Rochester, N.Y. – Michael Bernola is on his third cell phone. The first one was stolen on the bus as he turned away. The second one was stolen when he lent it to someone who asked to make call and ran off.
“I almost want to give up on modern technology,” Bernola said.
A store clerk at Boost Mobile on West Main St. said people come into his store four to five times a day asking to get phones activated. Peter Rosa said his company doesn’t allow him to turn on customer-supplied devices.
Cell phone thefts are frustrating police departments across the country. Rochester police took in more than 1,300 cell phone theft reports in 2012, up 10 percent from the previous year. Some of those cell phone thefts included store break-ins or gunpoint robberies.
“Before we come up with solutions, we really have to know and understand the problem better,” said Deputy Chief Mike Wood of the Rochester Police Department. “We need to understand the market.”
Police might want to visit Sidney. He agreed to talk to us only if we did not identify his store or use his last name.
Sidney said he can activate just about any phone. If a phone has been reported stolen to one carrier, it can often be activated on another carrier by altering the phone’s software in a process known as “unlocking.” Sidney does not ask if phones are stolen.
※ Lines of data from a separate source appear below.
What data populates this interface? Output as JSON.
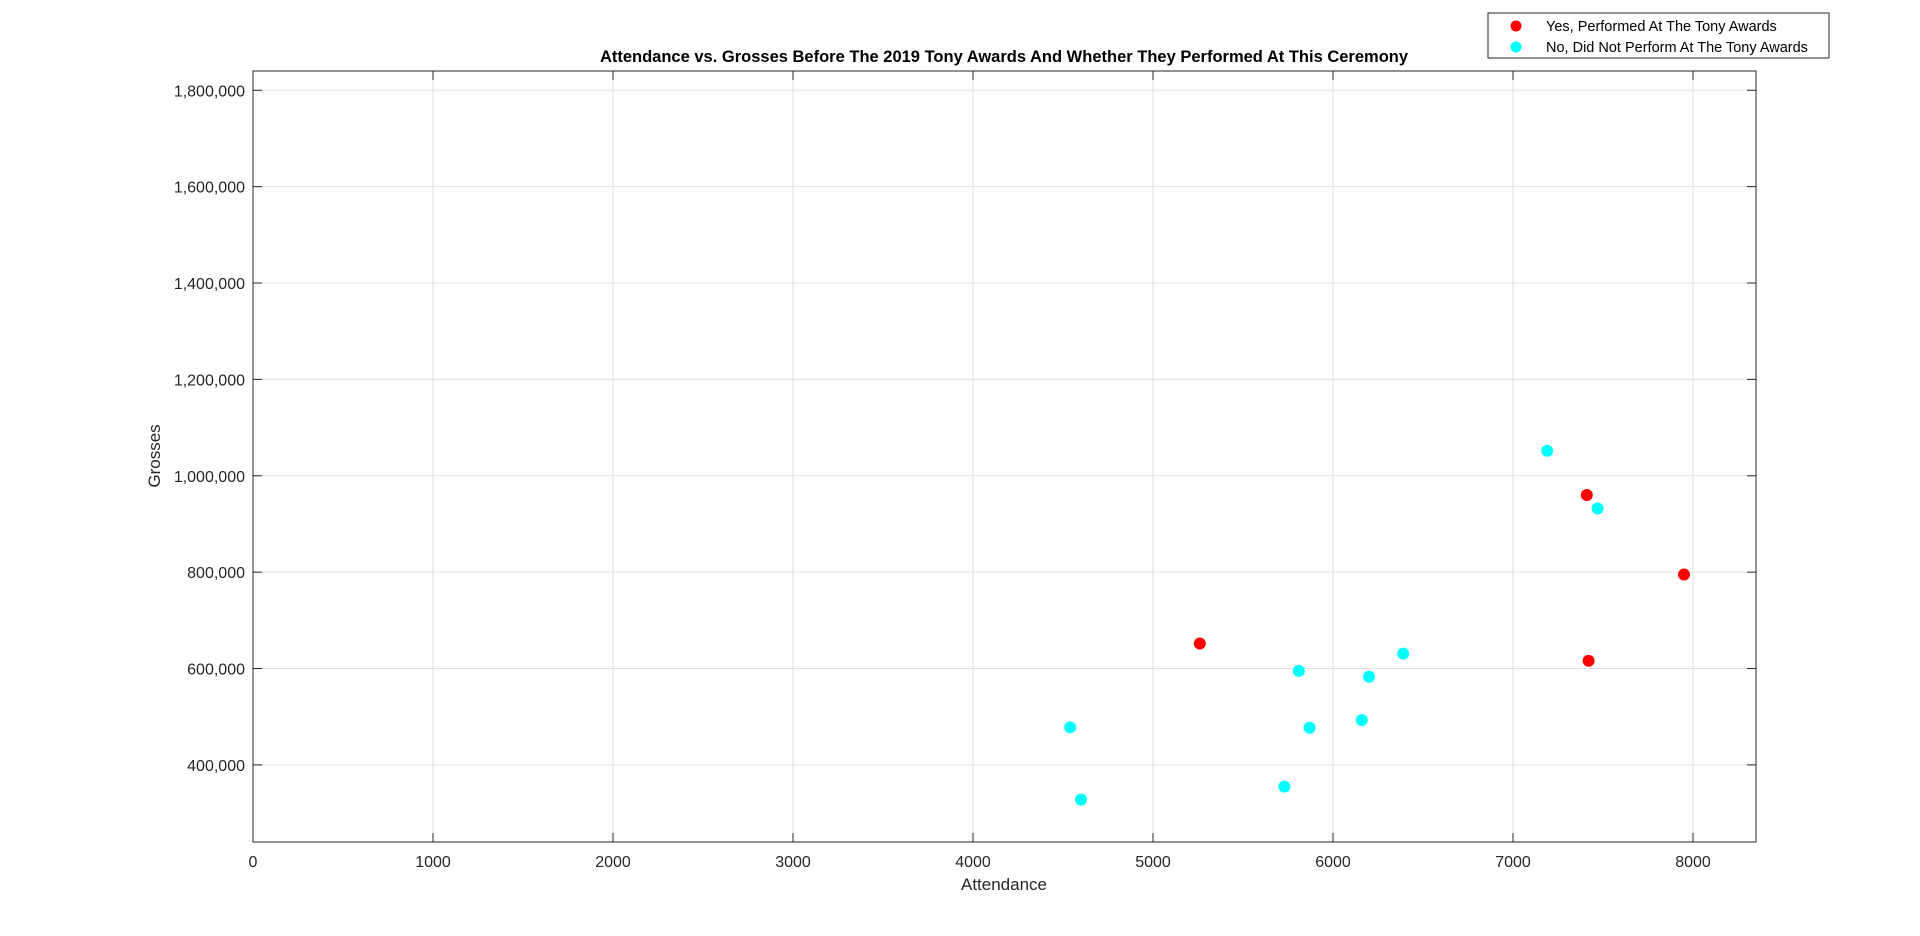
{
  "chart_data": {
    "type": "scatter",
    "title": "Attendance vs. Grosses Before The 2019 Tony Awards And Whether They Performed At This Ceremony",
    "xlabel": "Attendance",
    "ylabel": "Grosses",
    "xlim": [
      0,
      8350
    ],
    "ylim": [
      240000,
      1840000
    ],
    "xticks": [
      0,
      1000,
      2000,
      3000,
      4000,
      5000,
      6000,
      7000,
      8000
    ],
    "xtick_labels": [
      "0",
      "1000",
      "2000",
      "3000",
      "4000",
      "5000",
      "6000",
      "7000",
      "8000"
    ],
    "yticks": [
      400000,
      600000,
      800000,
      1000000,
      1200000,
      1400000,
      1600000,
      1800000
    ],
    "ytick_labels": [
      "400,000",
      "600,000",
      "800,000",
      "1,000,000",
      "1,200,000",
      "1,400,000",
      "1,600,000",
      "1,800,000"
    ],
    "grid": true,
    "legend_position": "top-right",
    "series": [
      {
        "name": "Yes, Performed At The Tony Awards",
        "color": "#ff0000",
        "points": [
          {
            "x": 5260,
            "y": 652000
          },
          {
            "x": 7410,
            "y": 960000
          },
          {
            "x": 7420,
            "y": 616000
          },
          {
            "x": 7950,
            "y": 795000
          }
        ]
      },
      {
        "name": "No, Did Not Perform At The Tony Awards",
        "color": "#00ffff",
        "points": [
          {
            "x": 4540,
            "y": 478000
          },
          {
            "x": 4600,
            "y": 328000
          },
          {
            "x": 5730,
            "y": 355000
          },
          {
            "x": 5810,
            "y": 595000
          },
          {
            "x": 5870,
            "y": 477000
          },
          {
            "x": 6160,
            "y": 493000
          },
          {
            "x": 6200,
            "y": 583000
          },
          {
            "x": 6390,
            "y": 631000
          },
          {
            "x": 7190,
            "y": 1052000
          },
          {
            "x": 7470,
            "y": 932000
          }
        ]
      }
    ]
  }
}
“That’s not my job. That’s someone’s private business. Someone is going to feel insulted,” he said.
Sidney said phones are currency on the street. When police find stolen phones, they’ve often been sold many times over, making it tough to find the culprit.
“Sometimes people don’t care if they can turn it on. They keep passing the phone to someone else,” he said. Sidney eventually the iPhone ends up in the hands of someone who knows how to “jailbreak” the device, allowing it to be activated here or overseas.
“The only way people will stop stealing phones is by the phone companies, AT&T, T-Mobile, come up with a system can block the phone once the phone is reported stolen,” Sidney said. “No company can activate it.”
The major cell phone carriers did agree to implement a nationwide database of stolen phones, which will be complete by the end of the year. But it relies on operators to check phones against the database. And it assumes cell phone serial numbers won’t be illegally changed.
“There’s no concrete way,” said Sidney.